The principle of operation of a heat pump is straightforward. The compressed liquid heat transfer medium expands in the expansion valve and in the evaporator, changing its state from liquid to gas (vapor). This causes it to cool down to a low temperature and absorb heat from its surroundings (from water, the ground, or the air) and heats up in the process.
The gaseous heat transfer medium is drawn in and compressed by the compressor. The compression of the gas, along with the work supplied by the compressor, leads to an increase in the gas temperature. In the condenser, it liquefies and typically raises the condenser temperature to about 55°C. The condenser is designed as a heat exchanger, where the acquired energy is transferred to the water in the heating circuit. This cycle repeats itself.
TIP: Need a heat pump for your pool? Take advantage of our offer of heat pumps designed for pools.
How does a heat pump work?
A heat pump extracts heat from one side of the system, raises the temperature of the heat transfer fluid in the system, and transfers it to the pool water. In other words, it takes low-temperature energy from the surrounding air, ground, or water, uses a compressor to elevate this energy to a higher temperature level, and delivers it for heating the pool water. The heat pump is activated based on the water temperature in the pool or through the automation of pool technology.

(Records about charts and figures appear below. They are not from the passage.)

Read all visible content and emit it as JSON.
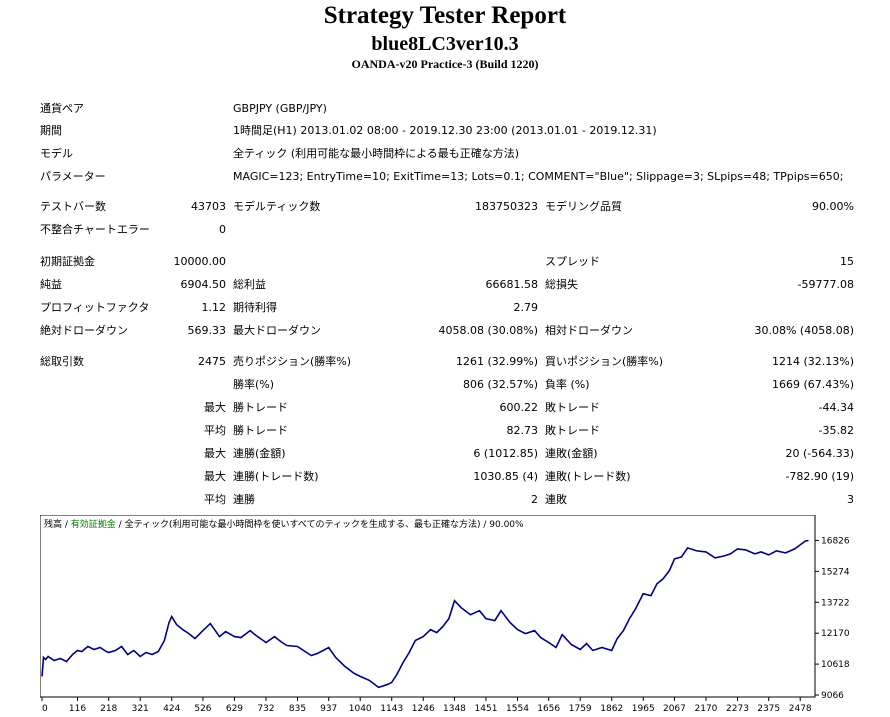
{
  "header": {
    "title": "Strategy Tester Report",
    "ea_name": "blue8LC3ver10.3",
    "server": "OANDA-v20 Practice-3 (Build 1220)"
  },
  "settings": {
    "symbol_label": "通貨ペア",
    "symbol": "GBPJPY (GBP/JPY)",
    "period_label": "期間",
    "period": "1時間足(H1) 2013.01.02 08:00 - 2019.12.30 23:00 (2013.01.01 - 2019.12.31)",
    "model_label": "モデル",
    "model": "全ティック (利用可能な最小時間枠による最も正確な方法)",
    "params_label": "パラメーター",
    "params": "MAGIC=123; EntryTime=10; ExitTime=13; Lots=0.1; COMMENT=\"Blue\"; Slippage=3; SLpips=48; TPpips=650;"
  },
  "stats": {
    "bars_label": "テストバー数",
    "bars": "43703",
    "ticks_label": "モデルティック数",
    "ticks": "183750323",
    "quality_label": "モデリング品質",
    "quality": "90.00%",
    "mismatch_label": "不整合チャートエラー",
    "mismatch": "0",
    "deposit_label": "初期証拠金",
    "deposit": "10000.00",
    "spread_label": "スプレッド",
    "spread": "15",
    "net_label": "純益",
    "net": "6904.50",
    "gross_profit_label": "総利益",
    "gross_profit": "66681.58",
    "gross_loss_label": "総損失",
    "gross_loss": "-59777.08",
    "pf_label": "プロフィットファクタ",
    "pf": "1.12",
    "expected_label": "期待利得",
    "expected": "2.79",
    "abs_dd_label": "絶対ドローダウン",
    "abs_dd": "569.33",
    "max_dd_label": "最大ドローダウン",
    "max_dd": "4058.08 (30.08%)",
    "rel_dd_label": "相対ドローダウン",
    "rel_dd": "30.08% (4058.08)",
    "trades_label": "総取引数",
    "trades": "2475",
    "short_label": "売りポジション(勝率%)",
    "short": "1261 (32.99%)",
    "long_label": "買いポジション(勝率%)",
    "long": "1214 (32.13%)",
    "win_label": "勝率(%)",
    "win": "806 (32.57%)",
    "loss_label": "負率 (%)",
    "loss": "1669 (67.43%)",
    "max_label": "最大",
    "avg_label": "平均",
    "win_trade_label": "勝トレード",
    "loss_trade_label": "敗トレード",
    "max_win": "600.22",
    "max_loss": "-44.34",
    "avg_win": "82.73",
    "avg_loss": "-35.82",
    "consec_win_money_label": "連勝(金額)",
    "consec_loss_money_label": "連敗(金額)",
    "consec_win_money": "6 (1012.85)",
    "consec_loss_money": "20 (-564.33)",
    "consec_win_count_label": "連勝(トレード数)",
    "consec_loss_count_label": "連敗(トレード数)",
    "consec_win_count": "1030.85 (4)",
    "consec_loss_count": "-782.90 (19)",
    "avg_consec_win_label": "連勝",
    "avg_consec_loss_label": "連敗",
    "avg_consec_win": "2",
    "avg_consec_loss": "3"
  },
  "chart_data": {
    "type": "line",
    "caption_balance": "残高",
    "caption_sep1": " / ",
    "caption_equity": "有効証拠金",
    "caption_sep2": " / ",
    "caption_rest": "全ティック(利用可能な最小時間枠を使いすべてのティックを生成する、最も正確な方法) / 90.00%",
    "line_color": "#000080",
    "x_ticks": [
      0,
      116,
      218,
      321,
      424,
      526,
      629,
      732,
      835,
      937,
      1040,
      1143,
      1246,
      1348,
      1451,
      1554,
      1656,
      1759,
      1862,
      1965,
      2067,
      2170,
      2273,
      2375,
      2478
    ],
    "y_ticks": [
      9066,
      10618,
      12170,
      13722,
      15274,
      16826
    ],
    "xlim": [
      0,
      2510
    ],
    "ylim": [
      9066,
      17300
    ],
    "series": [
      {
        "x": [
          0,
          5,
          12,
          20,
          40,
          60,
          80,
          100,
          116,
          130,
          150,
          170,
          190,
          210,
          218,
          240,
          260,
          280,
          300,
          321,
          340,
          360,
          380,
          400,
          415,
          424,
          440,
          460,
          480,
          500,
          526,
          550,
          580,
          600,
          629,
          650,
          680,
          700,
          732,
          760,
          780,
          800,
          835,
          860,
          880,
          900,
          937,
          960,
          990,
          1020,
          1040,
          1070,
          1100,
          1130,
          1143,
          1160,
          1180,
          1200,
          1220,
          1246,
          1270,
          1290,
          1310,
          1330,
          1348,
          1370,
          1400,
          1430,
          1451,
          1480,
          1500,
          1530,
          1554,
          1580,
          1610,
          1630,
          1656,
          1680,
          1700,
          1730,
          1759,
          1780,
          1800,
          1830,
          1862,
          1880,
          1900,
          1920,
          1940,
          1965,
          1990,
          2010,
          2030,
          2050,
          2067,
          2090,
          2110,
          2140,
          2170,
          2200,
          2230,
          2250,
          2273,
          2300,
          2330,
          2350,
          2375,
          2400,
          2430,
          2460,
          2478,
          2495,
          2505
        ],
        "y": [
          10000,
          10950,
          10850,
          11000,
          10800,
          10900,
          10750,
          11100,
          11300,
          11250,
          11500,
          11350,
          11450,
          11250,
          11200,
          11300,
          11500,
          11100,
          11300,
          11000,
          11200,
          11100,
          11250,
          11800,
          12700,
          13000,
          12600,
          12350,
          12150,
          11900,
          12300,
          12650,
          12000,
          12250,
          12000,
          11950,
          12300,
          12050,
          11700,
          12000,
          11750,
          11550,
          11500,
          11250,
          11050,
          11150,
          11450,
          10950,
          10500,
          10150,
          10000,
          9800,
          9450,
          9600,
          9700,
          10100,
          10700,
          11200,
          11800,
          12000,
          12350,
          12200,
          12500,
          12900,
          13800,
          13450,
          13100,
          13300,
          12900,
          12800,
          13300,
          12700,
          12350,
          12150,
          12300,
          11950,
          11700,
          11450,
          12100,
          11600,
          11350,
          11650,
          11300,
          11450,
          11300,
          11900,
          12300,
          12900,
          13400,
          14150,
          14050,
          14650,
          14900,
          15300,
          15900,
          16000,
          16450,
          16300,
          16250,
          15950,
          16050,
          16150,
          16400,
          16350,
          16150,
          16250,
          16100,
          16300,
          16200,
          16400,
          16600,
          16800,
          16820
        ]
      }
    ]
  }
}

The efficiency of the heat pump's operating cycle is expressed by the coefficient of performance (COP), which is the ratio of the compressor's electrical power input to the thermal output obtained from the heat pump. The COP and the overall economic benefit of the heat pump depend on two temperatures – the temperature of the environment from which we extract heat and the temperature of the water in the heating system. The effective threshold temperature on the heat extraction side is approximately 15°C.
However, at lower temperatures, the efficiency of the heat pump decreases to the point where its operation becomes uneconomical. Overall, operation can be relatively expensive. When electricity providers no longer support heat pumps with low tariffs for electrical power, the operation of pumps becomes less financially viable.